After a publicized feud, the artist was officially banned not only from 97.9, but all Radio One stations; which specifically targets urban markets at 69 radio stations in 22 cities throughout the nation, including his hometown of Houston.
The ban itself extended beyond traditional radio play; it also included not acknowledging any event featuring Trae, including charity endeavors, and resulted in the firing of former Boxx personality DJ Brandi Garcia, after she played a track featuring the artist at at 50 Cent concert, despite the fact that it was a personal event.
In the five years since then, other stations have come onto the scene and quickly fizzled due to lack of funding and resources; but on December 31, 2013 this all changed when Clear Channel, the largest radio conglomerate in the nation, debuted 93.7, seemingly ending The Boxx’s reign as Houston’s sole source for Hip Hop. While The Boxx’s ban against the emcee still stands, Clear Channel has made it clear that it doesn’t apply to themselves, already inserting the Diddy and Jeezy assisted “Hold Up” off of Trae’s latest “I Am King” release into their regular rotation.
“To (finally) be heard on Houston radio again after five years is a true blessing,” says Trae before adding “I’m grateful for them creating a platform. I’ve been in the streets, but not everyone else is in them. Not everyone else could access my music easily, and now they can.”
Also set to debut in Houston is the famed morning show “The Breakfast Club,” which has featured Trae before, but will now be played in Houston as well.
Explains Trae, “A big salute to Doc Wynter and Eddie Martiny, they were responsible for not only giving me a chance, but getting me back onto the radio over at Clear Channel. I think it’s the beginning if a powerful relationship.”
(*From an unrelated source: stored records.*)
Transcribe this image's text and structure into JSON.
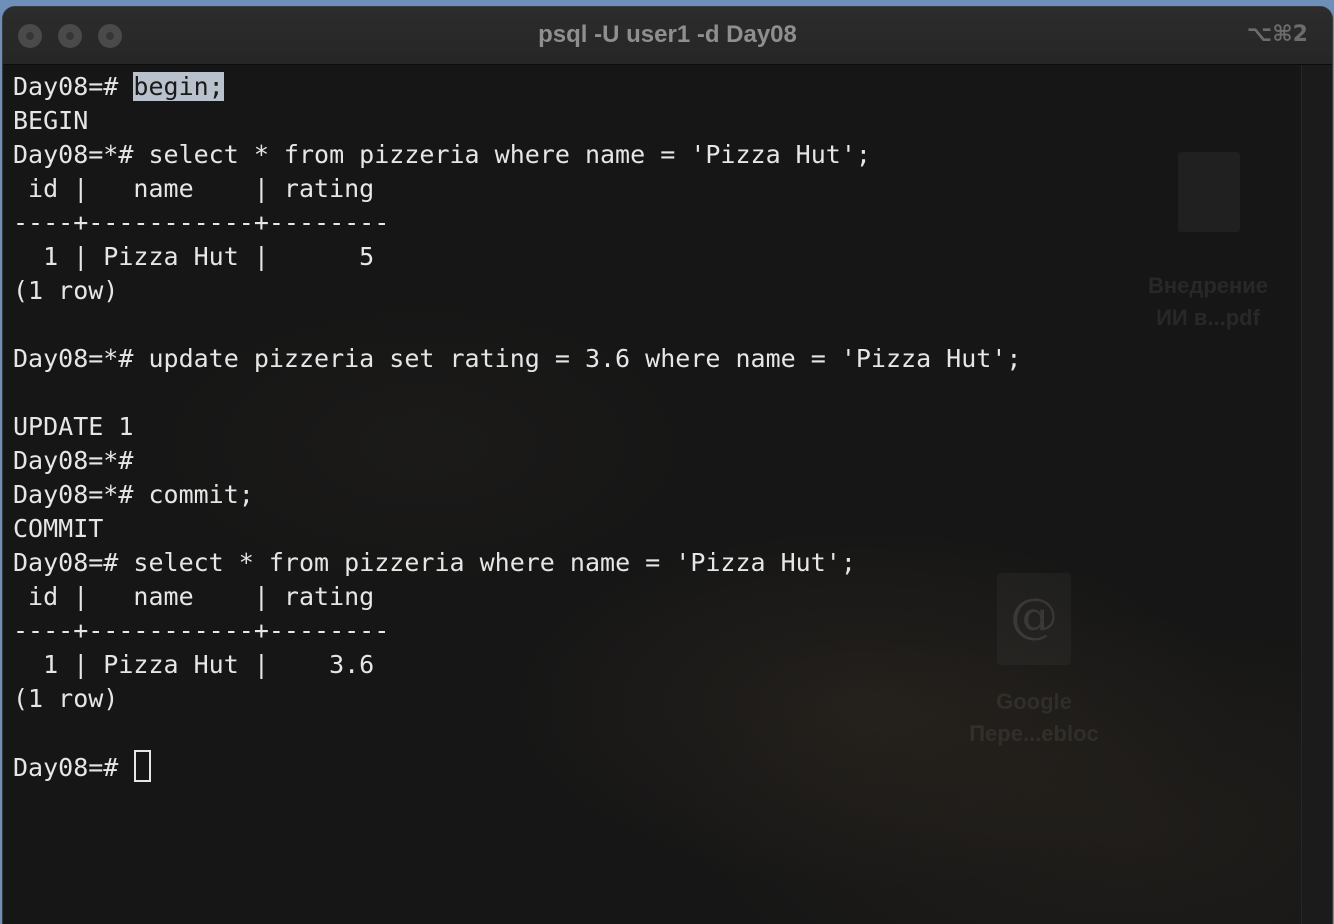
{
  "window": {
    "title": "psql -U user1 -d Day08",
    "shortcut": "⌥⌘2"
  },
  "terminal": {
    "lines": [
      {
        "prompt": "Day08=# ",
        "text": "begin;",
        "selected": true
      },
      {
        "text": "BEGIN"
      },
      {
        "prompt": "Day08=*# ",
        "text": "select * from pizzeria where name = 'Pizza Hut';"
      },
      {
        "text": " id |   name    | rating "
      },
      {
        "text": "----+-----------+--------"
      },
      {
        "text": "  1 | Pizza Hut |      5"
      },
      {
        "text": "(1 row)"
      },
      {
        "text": ""
      },
      {
        "prompt": "Day08=*# ",
        "text": "update pizzeria set rating = 3.6 where name = 'Pizza Hut';"
      },
      {
        "text": ""
      },
      {
        "text": "UPDATE 1"
      },
      {
        "prompt": "Day08=*# ",
        "text": ""
      },
      {
        "prompt": "Day08=*# ",
        "text": "commit;"
      },
      {
        "text": "COMMIT"
      },
      {
        "prompt": "Day08=# ",
        "text": "select * from pizzeria where name = 'Pizza Hut';"
      },
      {
        "text": " id |   name    | rating "
      },
      {
        "text": "----+-----------+--------"
      },
      {
        "text": "  1 | Pizza Hut |    3.6"
      },
      {
        "text": "(1 row)"
      },
      {
        "text": ""
      },
      {
        "prompt": "Day08=# ",
        "text": "",
        "cursor": true
      }
    ]
  },
  "desktop_icons": [
    {
      "label_line1": "Внедрение",
      "label_line2": "ИИ в...pdf",
      "icon": "pdf-document-icon"
    },
    {
      "label_line1": "Google",
      "label_line2": "Пере...ebloc",
      "icon": "webloc-link-icon"
    }
  ]
}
Fans can also look forward to the return of the “I Am Trae” app for iPhone and Android as well as a recently launched outlet for prison art, inspired by the incarceration of his brother.
“I have a lot more things to come with I Am King and in general. There’s also Tip’s solo album, a Hustle Gang project, and a release from Doe B for those that are still waiting on it,” says Trae.